First published in News

A NURSE who found herself in despair when financial and health problems led to the loss of the family home has turned her life around thanks to a chance encounter with a charity.

Mother of two, Susan Unsworth, 55, from Chorley, had enjoyed a varied nursing career spanning nearly 30 years, when a catalogue of events put her in financial difficulty.

She had just secured her dream job, working as a sister in accident and emergency at Chorley and District General Hospital, after converting from an enrolled nurse.

But her joy at starting her new job in May 2008 turned to sadness when her husband of 27 years, Ken suffered from mental illness. Susan said: “The following months became a blur, with the loss of the family business and home, and trying to support my husband Ken through his illness, while at the same time having the responsibility of my new job.

“It was a pretty awful time.

“You just can't imagine losing your home.”

The couple, who have a daughter, aged 32, and son, 29, moved to rented accommodation.

With support from family, friends and colleagues, Susan rebuilt her life and thought that things were eventually sorting themselves out.

She had a new granddaughter, a new home, a job she loved and her husband was well on the way to recovery.

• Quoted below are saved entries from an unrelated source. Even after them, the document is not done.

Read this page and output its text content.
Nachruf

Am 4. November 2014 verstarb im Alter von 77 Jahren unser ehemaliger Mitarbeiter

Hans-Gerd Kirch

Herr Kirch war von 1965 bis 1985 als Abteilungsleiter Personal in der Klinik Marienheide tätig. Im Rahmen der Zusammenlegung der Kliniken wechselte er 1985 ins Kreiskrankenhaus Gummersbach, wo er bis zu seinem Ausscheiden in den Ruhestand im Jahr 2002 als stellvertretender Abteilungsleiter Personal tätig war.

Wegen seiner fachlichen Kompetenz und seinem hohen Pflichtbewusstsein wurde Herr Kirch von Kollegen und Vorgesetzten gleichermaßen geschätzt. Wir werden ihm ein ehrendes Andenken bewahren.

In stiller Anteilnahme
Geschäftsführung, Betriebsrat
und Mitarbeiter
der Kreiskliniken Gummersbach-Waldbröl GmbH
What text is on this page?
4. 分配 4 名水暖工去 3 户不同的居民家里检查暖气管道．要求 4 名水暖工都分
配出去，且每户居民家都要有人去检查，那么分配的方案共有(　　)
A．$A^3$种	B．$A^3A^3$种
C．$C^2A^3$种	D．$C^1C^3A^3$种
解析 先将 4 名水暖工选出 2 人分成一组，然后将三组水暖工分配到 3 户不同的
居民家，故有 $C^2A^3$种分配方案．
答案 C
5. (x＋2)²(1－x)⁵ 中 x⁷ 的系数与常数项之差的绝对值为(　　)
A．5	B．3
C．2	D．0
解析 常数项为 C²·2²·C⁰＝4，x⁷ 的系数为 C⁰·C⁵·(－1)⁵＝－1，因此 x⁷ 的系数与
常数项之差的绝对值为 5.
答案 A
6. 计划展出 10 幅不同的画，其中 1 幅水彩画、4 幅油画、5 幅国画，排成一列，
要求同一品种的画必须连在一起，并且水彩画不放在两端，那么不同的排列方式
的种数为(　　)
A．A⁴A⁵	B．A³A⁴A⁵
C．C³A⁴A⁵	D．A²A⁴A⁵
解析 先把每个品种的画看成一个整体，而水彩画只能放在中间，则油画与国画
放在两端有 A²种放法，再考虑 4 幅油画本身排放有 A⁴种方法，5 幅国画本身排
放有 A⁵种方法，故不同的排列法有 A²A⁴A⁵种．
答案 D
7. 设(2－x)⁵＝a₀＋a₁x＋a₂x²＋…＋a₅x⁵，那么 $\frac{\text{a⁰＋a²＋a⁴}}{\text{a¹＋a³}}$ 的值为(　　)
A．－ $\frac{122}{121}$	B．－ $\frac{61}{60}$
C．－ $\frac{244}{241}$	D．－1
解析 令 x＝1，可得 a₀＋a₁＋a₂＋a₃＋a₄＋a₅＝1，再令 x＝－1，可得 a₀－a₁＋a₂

But in February 2012, Susan received the devastating news that she had a malignant melanoma, following what she thought was a simple procedure to remove a “mole” from her forearm.

At the same time, she was trying to cope with surgery to her feet, involving a spur being removed from her heel, which left her struggling to do her job.

She said: “I was the main wage earner but I went on to half pay because of the time off I was having over my poor health.” It was while recuperating, that a friend took her to to the Royal College of Nursing Congress in Harrogate where she visited the Cavell Nurses’ Trust stand. The charity, named after First World War nursing heroine Edith Cavell, helps nurses and midwives, current and retired, in financial difficulties.

She followed up on the trust's information, and was granted a single award which helped towards their rent when her wages were reduced to half pay due to the protracted sick leave.

“That was a huge weight off my mind,” said Susan who has recently retired from her job following further surgery on her foot.

Susan who has now begun a part-time training job at her former hospital, said: “I hope my story highlights when things are desperate that there is help is out there.”